TALLAHASSEE – LAWFUEL – Press Release Service – Attorney General Charlie Crist today announced that a Texas man has been sentenced to 21 years in prison for his role in a South Florida crime ring that dealt in illegally adulterated prescription drugs intended for cancer, AIDS and other high-risk patients. Crist said the case highlights the need to safeguard the quality of prescription drugs.
A Broward County jury in March convicted Tom Martino of engaging in an organized scheme to defraud and other charges contained in a 2003 indictment from a statewide grand jury. The case was prosecuted by Crist’s Office of Statewide Prosecution.
The 32-count indictment charged Martino and 17 co-conspirators with various crimes associated with selling adulterated prescription drugs to the wholesale market after the medications had been re-labeled, stolen, illegally imported or improperly stored. The crime ring’s profits were estimated to be in the tens of millions of dollars. The indictment was the result of a joint investigation by a number of state and local law enforcement and prosecutorial agencies.
“Diluted drugs from the black market are making it into the legitimate health care system,” said Crist. “Innocent patients can die from taking watered-down medicines distributed by criminals like Martino.”
Martino, 35, was found guilty on charges of organized scheme to defraud and purchase or receipt of a prescription drug from an unauthorized person. The sentence was handed down by Broward County Circuit Judge Peter Weinstein.
Prescription drugs sold by the crime ring included Neupogen, used for cancer and HIV patients; Gammagard (Gamimune, Iveegam and Panglobulin), used for HIV patients; Epogen (Procrit), used for cancer and AIDS patients, and Lipitor, used to lower blood cholesterol. Martino’s activities specifically involved Epogen and Panglobulin.
Seventeen other individuals were indicted for their participation in the scheme. Martino’s case is the first to be brought to trial; aside from two fugitives, the co-conspirators are all awaiting trial. Agencies involved in the investigation included the Office of Statewide Prosecution, the Florida Department of Law Enforcement, the Attorney General’s Medicaid Fraud Control Unit, the Food and Drug Administration, the Miami-Dade Police Department and the Florida Department of Health.

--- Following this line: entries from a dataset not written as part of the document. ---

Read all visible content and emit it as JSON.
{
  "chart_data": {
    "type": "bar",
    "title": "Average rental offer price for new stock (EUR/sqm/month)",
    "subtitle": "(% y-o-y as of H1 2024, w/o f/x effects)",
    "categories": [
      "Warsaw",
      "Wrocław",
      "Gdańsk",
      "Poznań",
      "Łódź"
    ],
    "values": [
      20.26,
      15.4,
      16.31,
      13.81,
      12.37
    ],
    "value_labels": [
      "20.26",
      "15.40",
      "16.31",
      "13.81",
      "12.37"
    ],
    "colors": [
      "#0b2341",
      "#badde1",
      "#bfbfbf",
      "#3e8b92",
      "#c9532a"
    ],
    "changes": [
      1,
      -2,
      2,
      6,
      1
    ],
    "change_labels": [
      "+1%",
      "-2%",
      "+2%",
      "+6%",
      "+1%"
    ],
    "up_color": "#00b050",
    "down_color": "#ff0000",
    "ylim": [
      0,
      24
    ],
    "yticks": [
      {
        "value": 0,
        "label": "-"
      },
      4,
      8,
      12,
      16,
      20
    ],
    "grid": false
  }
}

As a result of the work of the statewide grand jury, the Florida Legislature passed the Prescription Drug Protection Act of 2003 strengthening the requirements for “pedigree papers” on prescription medications – detailed records intended to show that medications moved properly from manufacturer to wholesaler to distributor to patient. The
2003 act specified that pedigree papers accompany each shipment of prescription drugs beginning this July 1. During the 2006 session, the Legislature approved a bill containing numerous amendments, including one that would weaken the tracking system and compromise the safety of prescription drugs, particularly including cancer and AIDS treatment drugs.